Location
- 3232 Moss Hill Road Vernon, Florida United States
- 30°36′31″N 85°41′35″W﻿ / ﻿30.6086°N 85.6930°W

Information
- Type: Public
- Established: 2006
- School district: Washington County School District
- NCES School ID: 120201002029
- Principal: Ellen Grainger
- Faculty: 19.00 (on an FTE basis)
- Grades: 9 to 12
- Enrollment: 344 (2022-23)
- Student to teacher ratio: 18.11
- Colors: Royal blue and orange
- Mascot: Jackets
- Nickname: Yellow Jackets
- Website: vhs.wcsdschools.com

= Vernon High School (Vernon, Florida) =

Vernon High School is located at 3232 Moss Hill Road in Vernon, Florida. It is one of two high schools in the Washington County School District.

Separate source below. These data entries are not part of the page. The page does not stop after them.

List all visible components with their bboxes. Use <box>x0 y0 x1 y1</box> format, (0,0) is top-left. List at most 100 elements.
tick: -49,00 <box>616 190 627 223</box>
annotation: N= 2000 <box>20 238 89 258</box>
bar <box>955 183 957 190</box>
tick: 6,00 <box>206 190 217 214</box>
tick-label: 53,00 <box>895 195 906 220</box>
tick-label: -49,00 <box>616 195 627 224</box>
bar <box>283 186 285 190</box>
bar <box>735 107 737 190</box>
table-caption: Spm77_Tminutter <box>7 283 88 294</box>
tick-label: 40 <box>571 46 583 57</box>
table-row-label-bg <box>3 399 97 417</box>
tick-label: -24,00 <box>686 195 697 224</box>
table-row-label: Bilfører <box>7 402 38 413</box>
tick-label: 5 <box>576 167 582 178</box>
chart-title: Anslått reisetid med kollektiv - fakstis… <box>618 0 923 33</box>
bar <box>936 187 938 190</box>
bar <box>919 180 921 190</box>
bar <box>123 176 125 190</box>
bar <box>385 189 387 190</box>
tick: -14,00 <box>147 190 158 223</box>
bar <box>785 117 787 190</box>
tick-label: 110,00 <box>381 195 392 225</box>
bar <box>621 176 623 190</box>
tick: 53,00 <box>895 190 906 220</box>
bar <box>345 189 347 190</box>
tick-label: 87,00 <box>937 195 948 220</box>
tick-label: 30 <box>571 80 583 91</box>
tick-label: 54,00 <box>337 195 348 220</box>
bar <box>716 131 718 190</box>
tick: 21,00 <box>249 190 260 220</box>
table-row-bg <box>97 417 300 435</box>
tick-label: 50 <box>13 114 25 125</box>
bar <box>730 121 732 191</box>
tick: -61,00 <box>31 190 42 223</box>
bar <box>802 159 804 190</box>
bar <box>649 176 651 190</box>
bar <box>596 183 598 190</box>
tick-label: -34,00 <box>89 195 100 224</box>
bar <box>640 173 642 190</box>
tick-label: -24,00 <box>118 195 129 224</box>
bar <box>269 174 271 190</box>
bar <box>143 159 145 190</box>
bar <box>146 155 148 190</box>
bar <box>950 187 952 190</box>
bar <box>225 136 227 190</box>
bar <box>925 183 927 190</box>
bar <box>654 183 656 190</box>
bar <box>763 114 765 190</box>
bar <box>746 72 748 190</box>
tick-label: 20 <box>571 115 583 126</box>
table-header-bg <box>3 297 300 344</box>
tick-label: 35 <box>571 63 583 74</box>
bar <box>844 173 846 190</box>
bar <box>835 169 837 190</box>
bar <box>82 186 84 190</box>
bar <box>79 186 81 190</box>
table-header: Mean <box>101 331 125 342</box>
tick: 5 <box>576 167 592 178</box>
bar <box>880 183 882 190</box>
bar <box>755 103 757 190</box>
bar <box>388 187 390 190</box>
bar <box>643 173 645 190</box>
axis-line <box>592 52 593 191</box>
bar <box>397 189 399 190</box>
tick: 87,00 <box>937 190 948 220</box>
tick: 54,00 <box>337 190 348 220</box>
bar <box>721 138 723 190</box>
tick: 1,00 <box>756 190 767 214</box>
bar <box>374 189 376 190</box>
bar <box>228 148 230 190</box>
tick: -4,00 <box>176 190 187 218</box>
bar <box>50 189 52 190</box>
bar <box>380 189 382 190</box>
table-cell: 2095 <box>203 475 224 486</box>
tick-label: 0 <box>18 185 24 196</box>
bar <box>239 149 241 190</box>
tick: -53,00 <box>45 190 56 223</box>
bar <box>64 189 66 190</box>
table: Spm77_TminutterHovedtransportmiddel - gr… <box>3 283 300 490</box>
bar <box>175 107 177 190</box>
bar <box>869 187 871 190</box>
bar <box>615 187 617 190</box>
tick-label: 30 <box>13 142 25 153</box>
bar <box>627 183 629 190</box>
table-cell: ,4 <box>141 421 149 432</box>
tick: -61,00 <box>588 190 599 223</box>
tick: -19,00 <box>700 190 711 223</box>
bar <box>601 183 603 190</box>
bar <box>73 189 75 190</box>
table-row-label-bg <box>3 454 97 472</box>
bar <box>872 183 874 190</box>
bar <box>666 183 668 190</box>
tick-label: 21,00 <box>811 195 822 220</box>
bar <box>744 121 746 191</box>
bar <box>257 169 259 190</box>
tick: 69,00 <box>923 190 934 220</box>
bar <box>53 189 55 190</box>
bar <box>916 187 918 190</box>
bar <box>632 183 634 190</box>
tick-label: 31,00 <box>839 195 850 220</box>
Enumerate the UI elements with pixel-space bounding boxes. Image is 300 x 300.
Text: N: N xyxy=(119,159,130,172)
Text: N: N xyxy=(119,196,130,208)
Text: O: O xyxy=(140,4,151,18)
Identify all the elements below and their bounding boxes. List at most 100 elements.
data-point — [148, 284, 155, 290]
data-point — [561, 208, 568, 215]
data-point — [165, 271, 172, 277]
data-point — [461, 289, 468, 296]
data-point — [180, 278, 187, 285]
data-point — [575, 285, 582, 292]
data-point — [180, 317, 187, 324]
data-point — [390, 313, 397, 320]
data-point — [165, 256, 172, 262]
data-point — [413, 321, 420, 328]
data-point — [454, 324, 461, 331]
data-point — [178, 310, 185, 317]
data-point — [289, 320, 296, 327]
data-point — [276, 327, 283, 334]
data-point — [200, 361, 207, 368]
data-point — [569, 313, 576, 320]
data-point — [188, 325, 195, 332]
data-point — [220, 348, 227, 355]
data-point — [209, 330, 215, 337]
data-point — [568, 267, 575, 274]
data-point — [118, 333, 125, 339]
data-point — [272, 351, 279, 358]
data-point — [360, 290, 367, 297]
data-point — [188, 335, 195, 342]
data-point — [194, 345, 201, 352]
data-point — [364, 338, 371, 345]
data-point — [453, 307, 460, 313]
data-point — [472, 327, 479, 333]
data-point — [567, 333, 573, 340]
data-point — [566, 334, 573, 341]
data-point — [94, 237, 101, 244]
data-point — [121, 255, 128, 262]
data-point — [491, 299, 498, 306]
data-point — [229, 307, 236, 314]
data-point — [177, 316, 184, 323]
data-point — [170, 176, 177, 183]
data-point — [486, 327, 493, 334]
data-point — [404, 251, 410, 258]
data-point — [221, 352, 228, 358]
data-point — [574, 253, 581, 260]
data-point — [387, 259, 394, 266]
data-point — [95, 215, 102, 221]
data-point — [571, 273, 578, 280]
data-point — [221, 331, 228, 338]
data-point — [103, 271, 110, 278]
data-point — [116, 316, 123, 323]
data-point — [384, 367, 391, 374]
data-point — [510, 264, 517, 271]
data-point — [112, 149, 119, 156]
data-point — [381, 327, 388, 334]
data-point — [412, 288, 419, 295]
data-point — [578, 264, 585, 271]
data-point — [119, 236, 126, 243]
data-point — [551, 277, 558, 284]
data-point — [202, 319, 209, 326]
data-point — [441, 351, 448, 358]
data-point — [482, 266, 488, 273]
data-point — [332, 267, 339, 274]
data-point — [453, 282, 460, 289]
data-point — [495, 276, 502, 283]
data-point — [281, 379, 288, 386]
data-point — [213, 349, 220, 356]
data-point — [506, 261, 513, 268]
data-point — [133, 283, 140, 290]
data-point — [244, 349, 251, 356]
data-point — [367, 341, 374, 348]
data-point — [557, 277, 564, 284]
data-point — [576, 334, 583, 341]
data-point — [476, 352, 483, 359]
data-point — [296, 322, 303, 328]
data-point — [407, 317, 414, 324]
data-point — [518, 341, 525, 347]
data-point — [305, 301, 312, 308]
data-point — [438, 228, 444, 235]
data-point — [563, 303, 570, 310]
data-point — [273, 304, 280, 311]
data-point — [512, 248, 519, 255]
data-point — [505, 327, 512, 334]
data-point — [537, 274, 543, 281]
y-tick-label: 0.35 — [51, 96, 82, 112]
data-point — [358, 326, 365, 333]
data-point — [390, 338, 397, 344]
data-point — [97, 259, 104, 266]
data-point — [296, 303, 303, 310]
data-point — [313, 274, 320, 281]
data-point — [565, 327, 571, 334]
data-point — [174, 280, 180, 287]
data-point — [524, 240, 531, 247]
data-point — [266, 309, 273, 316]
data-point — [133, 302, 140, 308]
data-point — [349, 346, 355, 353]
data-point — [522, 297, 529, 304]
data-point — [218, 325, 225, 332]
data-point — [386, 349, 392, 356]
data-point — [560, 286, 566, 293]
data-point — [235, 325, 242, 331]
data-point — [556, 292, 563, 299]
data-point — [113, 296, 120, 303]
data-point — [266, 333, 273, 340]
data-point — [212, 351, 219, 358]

The current Vernon High School on Moss Hill Road was completed for fall of 2006 classes. It features wireless computer networking and a 325-seat auditorium. It was an A-rated school for the 2012–2013 school year. The school colors are blue, white, and orange, and the school's teams compete as the Jackets.

==History==
In 1872, the citizens in the area of Vernon began raising money for a school and in 1876 two acres of land were donated by a Mr. Roche. The county board entered into a $1,000 contract for construction and a two-room schoolhouse it was completed in 1877. It was located near the town's existent Methodist Church. It was destroyed by fire in 1905 and it was replaced with a four-room building. A larger school building was built circa 1920 for the elementary grades and the first high school, with the first Vernon High School graduating class in 1929. Another Vernon High School was built in 1931 serving kindergarten through twelfth grades, and a separate elementary school was built in 1968 on the east side of Vernon.